Emanuel Smith

No. 89
- Position: Wide receiver

Personal information
- Born: February 3, 1976 (age 50) Jackson, Mississippi, U.S.
- Listed height: 6 ft 1 in (1.85 m)
- Listed weight: 210 lb (95 kg)

Career information
- High school: Clinton (Clinton, Mississippi)
- College: Arkansas (1995–1999)
- NFL draft: 2000: 6th round, 196th overall pick

Career history
- Jacksonville Jaguars (2000–2001);

Career NFL statistics
- Games played: 1
- Stats at Pro Football Reference

= Emanuel Smith =

American football player (born 1976)

Emanuel Smith Jr. (born February 3, 1976) is an American former professional football wide receiver who played in the National Football League (NFL) for the Jacksonville Jaguars.

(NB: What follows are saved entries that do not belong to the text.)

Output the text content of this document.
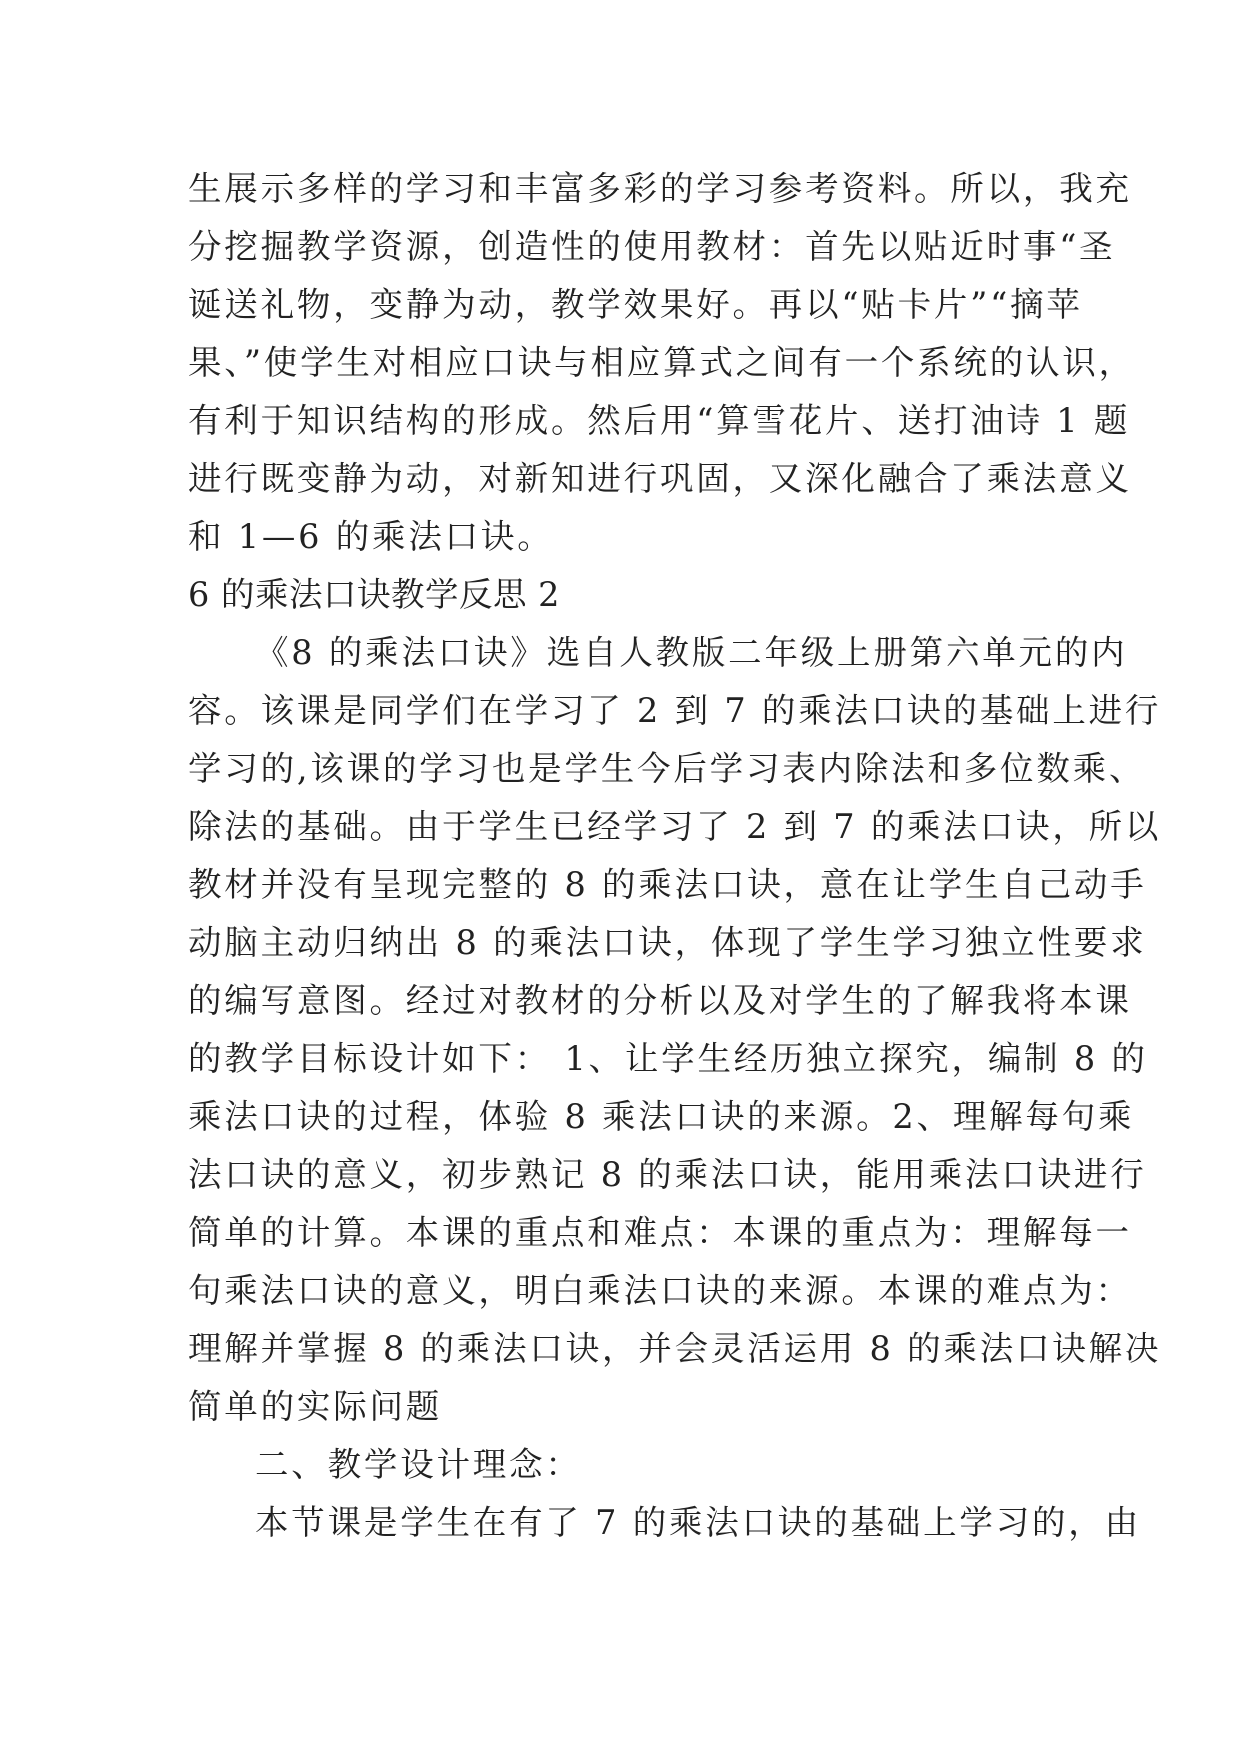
生展示多样的学习和丰富多彩的学习参考资料。所以，我充
分挖掘教学资源，创造性的使用教材：首先以贴近时事“圣
诞送礼物，变静为动，教学效果好。再以“贴卡片”“摘苹
果、”使学生对相应口诀与相应算式之间有一个系统的认识，
有利于知识结构的形成。然后用“算雪花片、送打油诗 1 题
进行既变静为动，对新知进行巩固，又深化融合了乘法意义
和 1—6 的乘法口诀。
6 的乘法口诀教学反思 2
《8 的乘法口诀》选自人教版二年级上册第六单元的内
容。该课是同学们在学习了 2 到 7 的乘法口诀的基础上进行
学习的,该课的学习也是学生今后学习表内除法和多位数乘、
除法的基础。由于学生已经学习了 2 到 7 的乘法口诀，所以
教材并没有呈现完整的 8 的乘法口诀，意在让学生自己动手
动脑主动归纳出 8 的乘法口诀，体现了学生学习独立性要求
的编写意图。经过对教材的分析以及对学生的了解我将本课
的教学目标设计如下： 1、让学生经历独立探究，编制 8 的
乘法口诀的过程，体验 8 乘法口诀的来源。2、理解每句乘
法口诀的意义，初步熟记 8 的乘法口诀，能用乘法口诀进行
简单的计算。本课的重点和难点：本课的重点为：理解每一
句乘法口诀的意义，明白乘法口诀的来源。本课的难点为：
理解并掌握 8 的乘法口诀，并会灵活运用 8 的乘法口诀解决
简单的实际问题
二、教学设计理念：
本节课是学生在有了 7 的乘法口诀的基础上学习的，由
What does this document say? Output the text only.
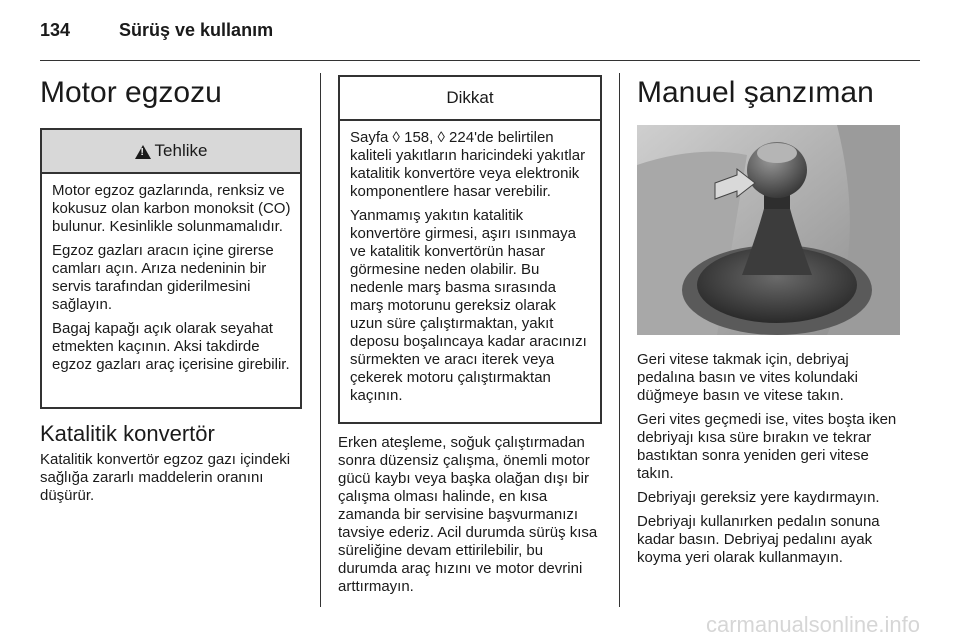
134	Sürüş ve kullanım
Motor egzozu
!
Tehlike

Motor egzoz gazlarında, renksiz ve kokusuz olan karbon monoksit (CO) bulunur. Kesinlikle solunmamalıdır.

Egzoz gazları aracın içine girerse camları açın. Arıza nedeninin bir servis tarafından giderilmesini sağlayın.

Bagaj kapağı açık olarak seyahat etmekten kaçının. Aksi takdirde egzoz gazları araç içerisine girebilir.

Katalitik konvertör
Katalitik konvertör egzoz gazı içindeki sağlığa zararlı maddelerin oranını düşürür.
Dikkat

Sayfa ◊ 158, ◊ 224'de belirtilen kaliteli yakıtların haricindeki yakıtlar katalitik konvertöre veya elektronik komponentlere hasar verebilir.

Yanmamış yakıtın katalitik konvertöre girmesi, aşırı ısınmaya ve katalitik konvertörün hasar görmesine neden olabilir. Bu nedenle marş basma sırasında marş motorunu gereksiz olarak uzun süre çalıştırmaktan, yakıt deposu boşalıncaya kadar aracınızı sürmekten ve aracı iterek veya çekerek motoru çalıştırmaktan kaçının.

Erken ateşleme, soğuk çalıştırmadan sonra düzensiz çalışma, önemli motor gücü kaybı veya başka olağan dışı bir çalışma olması halinde, en kısa zamanda bir servisine başvurmanızı tavsiye ederiz. Acil durumda sürüş kısa süreliğine devam ettirilebilir, bu durumda araç hızını ve motor devrini arttırmayın.
Manuel şanzıman

Geri vitese takmak için, debriyaj pedalına basın ve vites kolundaki düğmeye basın ve vitese takın.

Geri vites geçmedi ise, vites boşta iken debriyajı kısa süre bırakın ve tekrar bastıktan sonra yeniden geri vitese takın.

Debriyajı gereksiz yere kaydırmayın.

Debriyajı kullanırken pedalın sonuna kadar basın. Debriyaj pedalını ayak koyma yeri olarak kullanmayın.

carmanualsonline.info
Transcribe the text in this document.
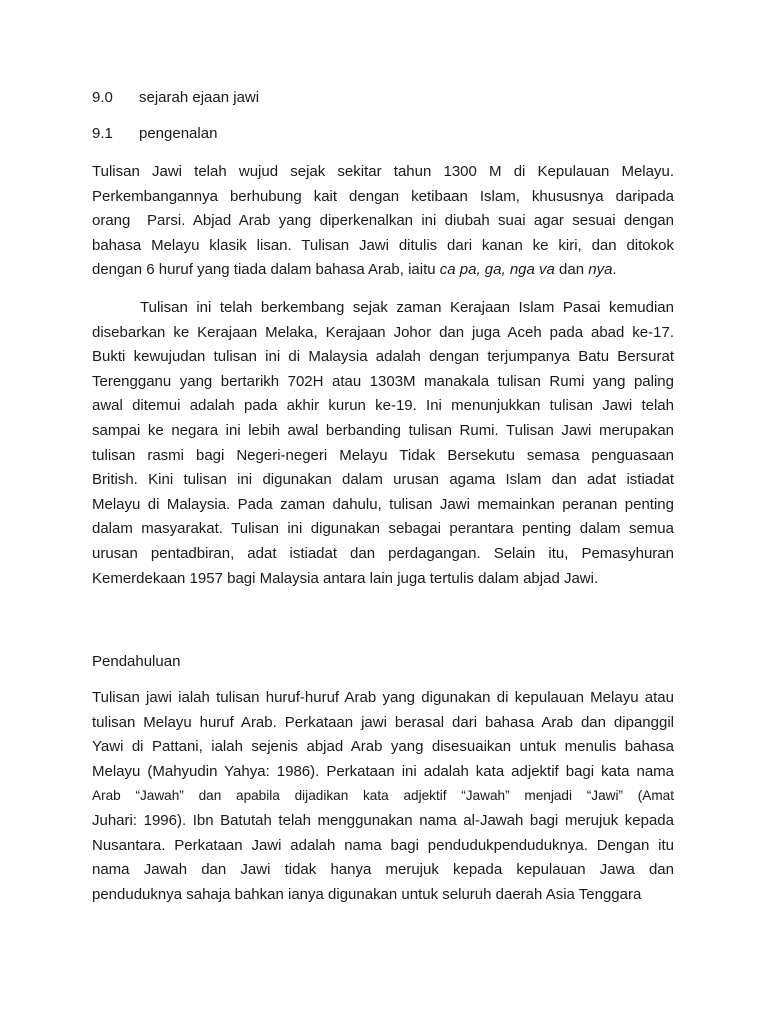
9.0 sejarah ejaan jawi
9.1 pengenalan
Tulisan Jawi telah wujud sejak sekitar tahun 1300 M di Kepulauan Melayu.
Perkembangannya berhubung kait dengan ketibaan Islam, khususnya daripada
orang  Parsi. Abjad Arab yang diperkenalkan ini diubah suai agar sesuai dengan
bahasa Melayu klasik lisan. Tulisan Jawi ditulis dari kanan ke kiri, dan ditokok
dengan 6 huruf yang tiada dalam bahasa Arab, iaitu ca pa, ga, nga va dan nya.
Tulisan ini telah berkembang sejak zaman Kerajaan Islam Pasai kemudian
disebarkan ke Kerajaan Melaka, Kerajaan Johor dan juga Aceh pada abad ke-17.
Bukti kewujudan tulisan ini di Malaysia adalah dengan terjumpanya Batu Bersurat
Terengganu yang bertarikh 702H atau 1303M manakala tulisan Rumi yang paling
awal ditemui adalah pada akhir kurun ke-19. Ini menunjukkan tulisan Jawi telah
sampai ke negara ini lebih awal berbanding tulisan Rumi. Tulisan Jawi merupakan
tulisan rasmi bagi Negeri-negeri Melayu Tidak Bersekutu semasa penguasaan
British. Kini tulisan ini digunakan dalam urusan agama Islam dan adat istiadat
Melayu di Malaysia. Pada zaman dahulu, tulisan Jawi memainkan peranan penting
dalam masyarakat. Tulisan ini digunakan sebagai perantara penting dalam semua
urusan pentadbiran, adat istiadat dan perdagangan. Selain itu, Pemasyhuran
Kemerdekaan 1957 bagi Malaysia antara lain juga tertulis dalam abjad Jawi.
Pendahuluan
Tulisan jawi ialah tulisan huruf-huruf Arab yang digunakan di kepulauan Melayu atau
tulisan Melayu huruf Arab. Perkataan jawi berasal dari bahasa Arab dan dipanggil
Yawi di Pattani, ialah sejenis abjad Arab yang disesuaikan untuk menulis bahasa
Melayu (Mahyudin Yahya: 1986). Perkataan ini adalah kata adjektif bagi kata nama
Arab “Jawah” dan apabila dijadikan kata adjektif “Jawah” menjadi “Jawi” (Amat
Juhari: 1996). Ibn Batutah telah menggunakan nama al-Jawah bagi merujuk kepada
Nusantara. Perkataan Jawi adalah nama bagi pendudukpenduduknya. Dengan itu
nama Jawah dan Jawi tidak hanya merujuk kepada kepulauan Jawa dan
penduduknya sahaja bahkan ianya digunakan untuk seluruh daerah Asia Tenggara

He played college football for the Arkansas Razorbacks.

== Early life ==
Smith was born on February 3, 1976, in Jackson, Mississippi. He attended Clinton High School in Clinton, Mississippi.

==College career==
Smith played college football for the Arkansas Razorbacks from 1995 to 1999. He redshirted his first year and was a four-year letterman from 1996 to 1999. Smith played in 43 games, recording 101 receptions for 1,235 yards and four touchdowns.

==Professional career==
Smith was selected in the sixth round, with the 196th overall selection, by the Jacksonville Jaguars in the 2000 NFL draft. On August 27, 2000, he was waived by the team and signed to the practice squad the following day. On December 13, Smith was elevated to the active roster. On December 23, he played in his first and only game against the New York Giants. On August 17, 2001, Smith was placed on the injured reserve with a finger and toe injury. He missed the entire 2001 season and on March 1, 2002, he became an unrestricted free agent.